In England, as in America, Breitmann went into edition after edition, in "Parts," and "Complete." He himself appeared on the popular stage, and songs were made of his ballads. I have the music of the Maiden mit Nodings On, dedicated to the Crichton Club. His name was given to the cigars smoked by the many, and it was borrowed for their work by the few who, no doubt, hoped to find in it a passport to fame. I have a curious little pamphlet called De Gospel according to Saint Breitmann (1871), the first number in a series of Ramequins by "Cullen Morfe," of whom and his Ramequins I know no more, and, taking this number as a sample, I think it likely that more is not worth knowing. I have also the second and third numbers (the first, alas, missing) of a paper called Hans Breitmann, a weekly after the pattern of Punch, started in the same year (1871): poor stuff as I try to read it now, but for a moment threatening to be serious in its consequences. For there were critics of the time, too obtuse to distinguish between the real and the sham, who declared that the joke was being carried too far, that the British public was not going to stand a surfeit, even of Hans Breitmann, and that Mr. Leland might as well know it; and to Mr. Leland, Trübner in a panic sent one of these criticisms posthaste. "It is written in such a nasty spirit," the accompanying letter says, "that I think should not you pass it over in silence. As the continued identification of your name with the Hans Breitmann periodical, which in its last number

is exceedingly weak and shallow, could possibly damage you, will you not publicly disclaim all connection with it, perhaps in a letter to the Athenæum ?”
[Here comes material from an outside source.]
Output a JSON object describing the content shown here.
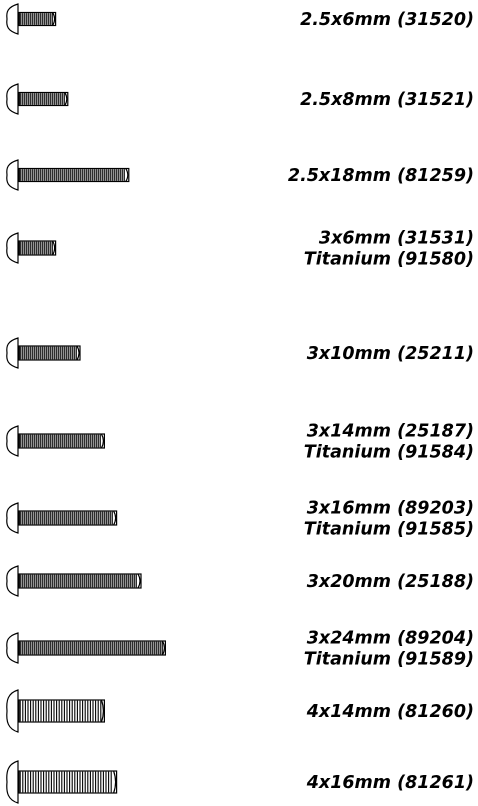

I am not sure if the letter was written, but Trübner's panic seems the less necessary in the face of other and worse things Breitmann had to face, -the indignation of Germany, for instance, and the praise of France. It was his exploit as Uhlan, included in the 1871 complete edition of the Ballads, that roused Germany's indignation. "This poem," says one of those little marginal notes that are invaluable in the authentic history of Breitmann, "gave offence to many Germans, even to those who had been in the war. But the author's preface in 1871 had already protested: "It is needless, perhaps, to say that I no more intended to ridicule or satirize the German cause or the German method of making war . . . than I did those of the American Union, when I first introduced Breitmann as a 'Bummer' plundering the South." However, most people, if they must be laughed at, would rather do the laughing themselves, and after 1870 the Germans, in the pride of conquest, would probably have resented their own laughter. As to the praise, it took the form of translation by Théodore Bentzon, who was writing a series of articles on "Les Humoristes Américains" for the Revue des Deux Mondes, and undertook to introduce Breitmann to French readers (August, 1872). I do not suppose, in the whole course of his career, Breitmann could ever have felt himself so complete a stranger as at his own "Barty" transformed into a soirée, and I quote the first and last verses to show how severe may sometimes be the penalty of praise.

"Hans Breitmann a donné une soirée; on y a joué du piano. J'y tombai amoureux d'une Américaine; son nom était Mathilde Jane; elle avait des cheveux bruns cendrés comme un craquelin; ses yeux étaient bleu de ciel; lorsqu'ils regardaient dans les miens, ils fendaient mon cœur en deux."